Urquhart, in translating Rabelais, often uses this term for buttocks, anus. I thought it high time that I checked the etymology.
nockandro, n. < NOCK n.1 + -andro, of uncertain origin, but perh. < ancient Greek andr-, man (see ANDRO- comb. form), in order to distinguish it from a woman’s nock.
1611 R. COTGRAVE Dict. French & Eng. Tongues, Cul,..[a] tayle, nockandroe, fundament. 1653 T. URQUHART tr. Rabelais Wks. II. xix. 139 Panurge put one finger of his left hand in his nockandrow.

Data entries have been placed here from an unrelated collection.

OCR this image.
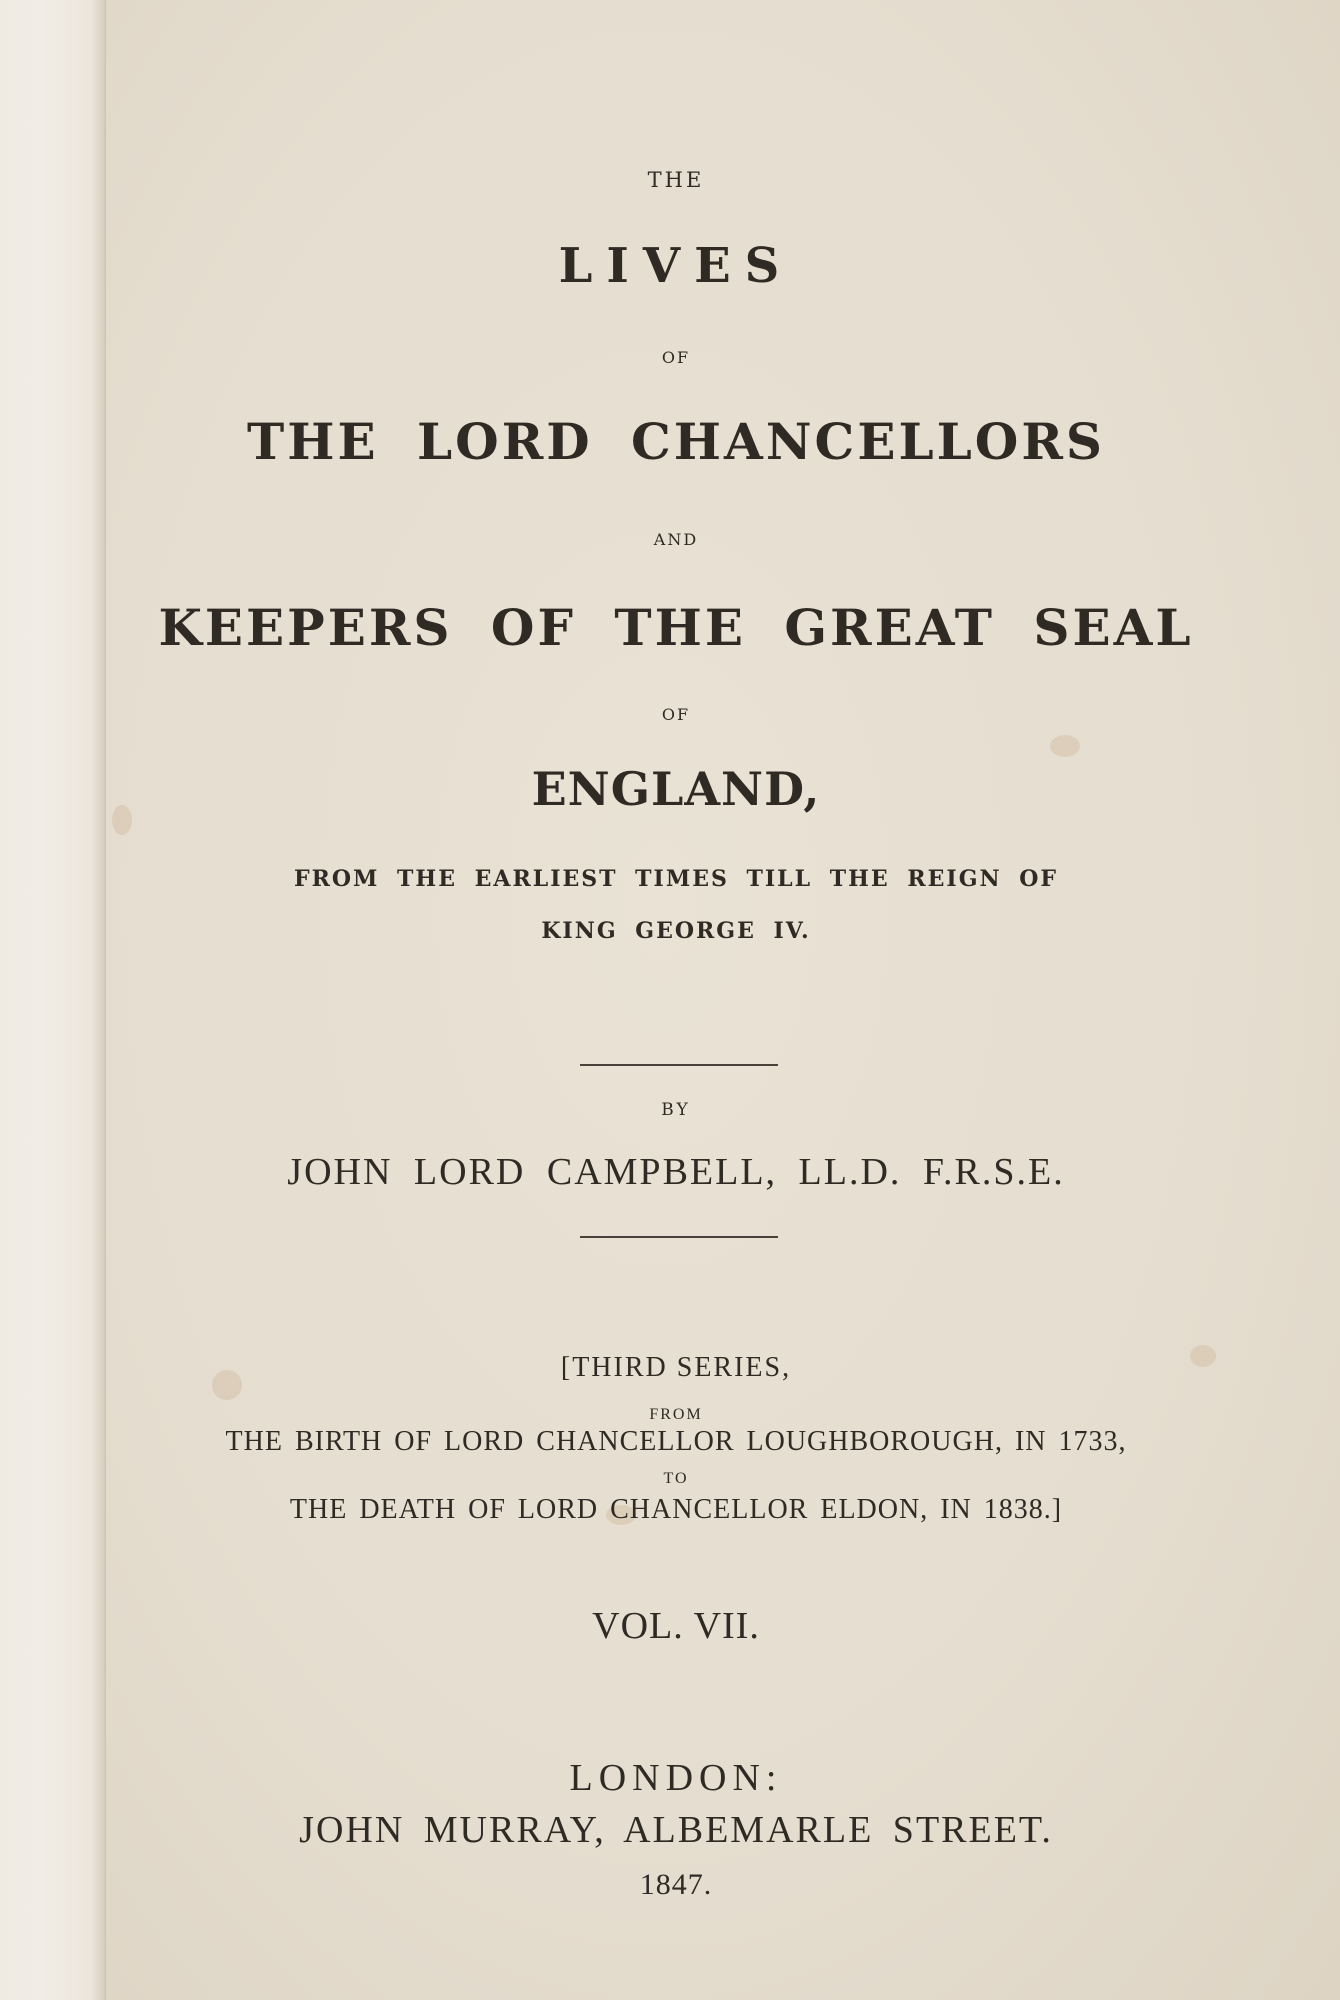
THE
LIVES
OF
THE LORD CHANCELLORS
AND
KEEPERS OF THE GREAT SEAL
OF
ENGLAND,
FROM THE EARLIEST TIMES TILL THE REIGN OF
KING GEORGE IV.
BY
JOHN LORD CAMPBELL, LL.D. F.R.S.E.
[THIRD SERIES,
FROM
THE BIRTH OF LORD CHANCELLOR LOUGHBOROUGH, IN 1733,
TO
THE DEATH OF LORD CHANCELLOR ELDON, IN 1838.]
VOL. VII.
LONDON:
JOHN MURRAY, ALBEMARLE STREET.
1847.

Nock, 2a The cleft in the buttocks, the anus. (Also 2b, slang. A woman’s external genitals; the vulva.) Originally “either of the small tips of horn fixed at each end of a bow and provided with a notch for holding the string. Later: such a notch cut in this or in the bow itself”. The origin is ‘uncertain’; of course, one thinks instantly of notch, but OED says, “ This word corresponds closely in form and sense with both NICK n.1 and NOTCH n., although no etymological relationship with either word has been established.”
Lovely word, and to my delight OED has a modern citation
1993 Los Angeles Times (Nexis) 16 July E1/2 Madonna is well-known for her muscular nockandro and most other parts of her anatomy.
However I fancy that it’s being used as a conscious archaism there. Googling provides no evidence of general usage.